Wednesday, November 02, 2016

The OAS and Venezuela

I've written a lot about how Latin America has remained very hands-off with regard to Venezuela, which in my opinion has exacerbated the crisis. One vocal president has been Peru's Pedro Pablo Kuczynski, who has called for invoking the OAS' Democratic Charter. In return, Venezuela's Foreign Minister argues that he is a tool.

In an official response to the statements last Sunday, the Venezuelan Foreign Ministry accused its Peruvian counterpart of “obeying the interventionist rulebook of Washington to justify intervention in Venezuela, in concert with opposition groups”.   
The communique also stated that Rodriguez had demanded respect from Kuczynski during the summit’s closed door lunch, while reminding “the Peruvian government that mutual respect, sovereign equality amongst states and non-intervention in the internal matters of another state… are some of the cardinal principles of international law”. 
As always with Venezuela, there is a contradiction between one function of the OAS--protecting and promoting democracy--and "non-intervention." For Venezuela, recognizing there is a dire crisis is intervention, and certainly calling for multilateral solutions is as well. Too many Latin American leaders are too intimidated to do anything.

Latin American dithering, however, has prolonged the crisis. Non-intervention now means watching countries fall apart while you stand around. Or dance, as the case might be.


shah8 1:09 AM  

I would argue that non-intervention is a specific, if unstated policy because none want to legitimate any potential "intervention" against themselves.

And frankly (tho' I know I repeat myself), there is nothing anyone *can* do for Venezuela as far as the current suffering is concerned, and pushing a color revolution won't actually make things better for the people. Convincing the regime to make what sensible changes they can be got to do is the right behavior. Cornering the regime with a constant stream of delegitimazation rhetoric does nothing but encourage them to break the machinery of elections and governments (because they don't think "fair" is possible) and democracy in general.
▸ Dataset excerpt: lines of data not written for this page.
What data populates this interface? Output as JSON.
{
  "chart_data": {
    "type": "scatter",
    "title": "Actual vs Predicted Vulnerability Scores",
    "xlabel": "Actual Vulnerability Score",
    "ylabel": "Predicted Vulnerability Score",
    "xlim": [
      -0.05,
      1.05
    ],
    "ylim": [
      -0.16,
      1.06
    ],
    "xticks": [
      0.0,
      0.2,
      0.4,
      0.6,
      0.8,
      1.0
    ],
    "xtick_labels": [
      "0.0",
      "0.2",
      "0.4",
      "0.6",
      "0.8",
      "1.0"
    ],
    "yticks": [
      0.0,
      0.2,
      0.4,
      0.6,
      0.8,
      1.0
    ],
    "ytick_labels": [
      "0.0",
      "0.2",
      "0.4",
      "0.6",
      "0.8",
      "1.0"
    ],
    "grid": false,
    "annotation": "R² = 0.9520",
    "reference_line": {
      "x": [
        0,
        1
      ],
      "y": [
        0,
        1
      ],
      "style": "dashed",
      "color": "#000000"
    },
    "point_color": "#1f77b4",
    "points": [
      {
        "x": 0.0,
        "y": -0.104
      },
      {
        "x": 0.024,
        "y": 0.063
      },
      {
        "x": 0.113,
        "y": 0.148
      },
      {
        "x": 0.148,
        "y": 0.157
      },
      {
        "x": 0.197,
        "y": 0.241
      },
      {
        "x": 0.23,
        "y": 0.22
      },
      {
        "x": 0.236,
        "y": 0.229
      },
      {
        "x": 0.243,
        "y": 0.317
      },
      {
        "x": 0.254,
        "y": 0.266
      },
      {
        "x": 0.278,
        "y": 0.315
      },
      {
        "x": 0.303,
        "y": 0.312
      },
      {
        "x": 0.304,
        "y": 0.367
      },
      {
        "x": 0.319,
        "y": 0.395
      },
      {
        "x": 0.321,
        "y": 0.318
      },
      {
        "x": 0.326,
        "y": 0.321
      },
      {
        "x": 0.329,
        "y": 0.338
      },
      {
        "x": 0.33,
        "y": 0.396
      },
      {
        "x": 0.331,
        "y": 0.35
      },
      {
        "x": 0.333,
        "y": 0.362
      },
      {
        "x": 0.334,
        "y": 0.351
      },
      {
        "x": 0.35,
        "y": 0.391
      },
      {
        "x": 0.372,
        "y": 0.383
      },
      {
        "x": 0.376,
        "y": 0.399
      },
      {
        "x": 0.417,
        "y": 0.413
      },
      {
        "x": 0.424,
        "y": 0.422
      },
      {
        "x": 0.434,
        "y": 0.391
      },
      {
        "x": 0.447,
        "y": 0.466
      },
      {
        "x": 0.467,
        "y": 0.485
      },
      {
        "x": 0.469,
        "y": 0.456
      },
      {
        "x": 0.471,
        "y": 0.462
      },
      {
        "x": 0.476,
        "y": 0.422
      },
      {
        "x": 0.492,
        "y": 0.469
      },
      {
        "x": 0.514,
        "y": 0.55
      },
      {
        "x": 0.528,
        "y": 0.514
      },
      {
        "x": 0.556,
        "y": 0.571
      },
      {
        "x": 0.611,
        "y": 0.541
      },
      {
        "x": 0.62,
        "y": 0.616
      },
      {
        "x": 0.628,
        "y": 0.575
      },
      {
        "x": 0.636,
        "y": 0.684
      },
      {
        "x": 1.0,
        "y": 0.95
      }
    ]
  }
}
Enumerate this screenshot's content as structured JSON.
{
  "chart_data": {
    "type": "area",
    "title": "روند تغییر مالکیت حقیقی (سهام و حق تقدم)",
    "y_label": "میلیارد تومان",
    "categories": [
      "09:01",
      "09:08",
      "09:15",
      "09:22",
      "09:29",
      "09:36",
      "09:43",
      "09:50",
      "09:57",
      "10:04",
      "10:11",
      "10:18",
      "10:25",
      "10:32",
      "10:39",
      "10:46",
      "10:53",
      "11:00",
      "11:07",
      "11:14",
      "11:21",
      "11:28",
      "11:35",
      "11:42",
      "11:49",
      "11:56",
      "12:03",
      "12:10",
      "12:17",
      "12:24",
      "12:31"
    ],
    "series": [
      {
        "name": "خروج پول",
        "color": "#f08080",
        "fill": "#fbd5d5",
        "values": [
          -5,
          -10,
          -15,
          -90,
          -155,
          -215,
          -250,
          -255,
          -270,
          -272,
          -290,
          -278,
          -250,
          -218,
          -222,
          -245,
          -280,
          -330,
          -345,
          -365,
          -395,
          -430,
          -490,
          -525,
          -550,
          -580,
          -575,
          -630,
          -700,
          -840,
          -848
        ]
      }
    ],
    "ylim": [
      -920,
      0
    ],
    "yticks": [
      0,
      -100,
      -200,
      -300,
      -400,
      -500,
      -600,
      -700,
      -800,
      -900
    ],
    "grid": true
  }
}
More than this, this focus on Venezuela is, frankly speaking, dangerous. They are simply one of the more poorly managed country in a world context of a renewed Third World Debt crisis. There will be more countries in extreme crisis (well, Central Asia is almost there, now) and that noise will eventually to seize attention in a way Venezuela won't. And agit prop will not suffice as a policy. Peru has no leverage on Venezuela, and I doubt the current president will be anything more than a lame duck for very long, anyways. What counts are the actual resources you're willing to put to a resolution. Actual agreements among the parties that have power.